Figure 4. Silencing TXNIP or NLRP3 inhibited N₂O-induced hippocampal neuron injury

A: RT-qPCR and western blot to detect the impact of silencing TXNIP and NLRP3 on TXNIP/NLRP3 mRNA and protein expression in hippocampal neurons; B: Flow cytometry to detect the impact of silencing TXNIP and NLRP3 on hippocampal neuron apoptosis; C: Western blot to detect the impact of silencing TXNIP and NLRP3 on Bax, cleaved caspase-3 and Bcl-2 protein expressions in hippocampal neurons; D: ELISA to detect the impact of silencing TXNIP and NLRP3 on TNF-α, IL-1β and IL-6 levels in hippocampal neurons. Values were expressed as mean ± SD (n = 3) display; one-way ANOVA was applied to calculate the significance of each group; the variance was corrected using Tukey’s test. *P < 0.05.

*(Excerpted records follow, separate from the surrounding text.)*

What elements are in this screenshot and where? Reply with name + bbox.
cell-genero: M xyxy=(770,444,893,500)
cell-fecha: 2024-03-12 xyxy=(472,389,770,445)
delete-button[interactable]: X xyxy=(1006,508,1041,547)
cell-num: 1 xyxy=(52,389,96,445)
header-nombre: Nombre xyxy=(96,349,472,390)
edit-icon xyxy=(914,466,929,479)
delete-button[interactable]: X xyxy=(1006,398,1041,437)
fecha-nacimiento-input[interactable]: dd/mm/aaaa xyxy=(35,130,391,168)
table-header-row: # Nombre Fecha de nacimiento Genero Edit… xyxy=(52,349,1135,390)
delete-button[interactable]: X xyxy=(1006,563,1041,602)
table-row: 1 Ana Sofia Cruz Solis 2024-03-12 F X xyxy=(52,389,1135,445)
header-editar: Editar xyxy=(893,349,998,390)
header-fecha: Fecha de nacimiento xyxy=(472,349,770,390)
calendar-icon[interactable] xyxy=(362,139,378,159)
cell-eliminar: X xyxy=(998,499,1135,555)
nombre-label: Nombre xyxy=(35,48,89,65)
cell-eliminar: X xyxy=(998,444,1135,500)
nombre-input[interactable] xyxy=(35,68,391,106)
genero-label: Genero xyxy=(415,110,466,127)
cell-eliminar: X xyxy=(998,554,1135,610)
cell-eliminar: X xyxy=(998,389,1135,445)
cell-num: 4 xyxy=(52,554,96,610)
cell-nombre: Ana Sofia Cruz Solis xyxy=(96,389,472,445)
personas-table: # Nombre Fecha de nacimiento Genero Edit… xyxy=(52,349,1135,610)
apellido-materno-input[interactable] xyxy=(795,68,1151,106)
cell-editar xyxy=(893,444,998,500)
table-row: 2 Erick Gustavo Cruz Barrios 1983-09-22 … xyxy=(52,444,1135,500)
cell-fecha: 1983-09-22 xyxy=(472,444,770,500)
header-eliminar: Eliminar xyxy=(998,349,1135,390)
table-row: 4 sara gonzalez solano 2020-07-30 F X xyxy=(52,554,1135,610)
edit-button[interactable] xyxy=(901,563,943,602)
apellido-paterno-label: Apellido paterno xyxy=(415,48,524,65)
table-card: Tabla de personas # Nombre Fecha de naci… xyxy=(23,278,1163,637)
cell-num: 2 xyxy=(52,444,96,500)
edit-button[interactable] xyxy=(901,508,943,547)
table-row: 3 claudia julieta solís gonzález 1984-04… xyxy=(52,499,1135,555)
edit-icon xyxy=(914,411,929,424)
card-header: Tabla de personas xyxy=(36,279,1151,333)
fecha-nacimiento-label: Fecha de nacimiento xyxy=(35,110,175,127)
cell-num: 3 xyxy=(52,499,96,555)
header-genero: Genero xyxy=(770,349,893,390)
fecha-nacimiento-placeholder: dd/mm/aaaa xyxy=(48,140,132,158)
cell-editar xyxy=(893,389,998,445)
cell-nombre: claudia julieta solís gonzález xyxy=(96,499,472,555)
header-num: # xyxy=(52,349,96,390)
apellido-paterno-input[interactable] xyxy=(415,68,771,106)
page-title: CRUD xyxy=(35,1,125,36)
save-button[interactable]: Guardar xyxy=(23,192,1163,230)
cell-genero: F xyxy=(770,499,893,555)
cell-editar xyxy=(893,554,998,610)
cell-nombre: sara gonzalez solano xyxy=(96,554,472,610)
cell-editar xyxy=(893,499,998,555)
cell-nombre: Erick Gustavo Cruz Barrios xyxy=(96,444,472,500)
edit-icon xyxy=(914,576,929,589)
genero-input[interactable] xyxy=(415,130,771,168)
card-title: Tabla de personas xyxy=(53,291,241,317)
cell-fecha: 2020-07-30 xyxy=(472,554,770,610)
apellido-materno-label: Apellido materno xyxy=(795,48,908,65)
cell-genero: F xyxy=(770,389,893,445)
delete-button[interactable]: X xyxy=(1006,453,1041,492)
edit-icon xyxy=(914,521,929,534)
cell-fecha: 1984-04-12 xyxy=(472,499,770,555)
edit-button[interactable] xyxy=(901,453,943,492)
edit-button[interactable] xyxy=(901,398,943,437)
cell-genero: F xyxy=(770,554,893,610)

Figure 5. TXNIP/NLRP3 axis participated in N₂O-induced hippocampal neuron injury

A: RT-qPCR and western blot to detect NLRP3 mRNA and protein expression in hippocampal neurons after overexpressing or silencing TXNIP; B: Co-IP to detect the interaction between TXNIP and NLRP3; C: RT-qPCR and western blot to detect NLRP3 mRNA and protein expression in hippocampal neurons after co-transfecting oe-TXNIP and si-NLRP3; D: Flow cytometry to detect hippocampal neuron apoptosis rate after co-transfecting oe-TXNIP and si-NLRP3; E: Western blot to detect Bax, Blc-2 and cleaved caspase-3 protein expressions in hippocampal neurons after co-transfecting oe-TXNIP and si-NLRP3; F: ELISA to detect TNF-α, IL-1β and IL- 6 levels in hippocampal neurons after co-transfecting oe-TXNIP and si-NLRP3. Values were expressed as mean ± SD (n = 3) display; one-way ANOVA was applied to calculate the significance of each group; the variance was corrected using Tukey’s test. *P < 0.05.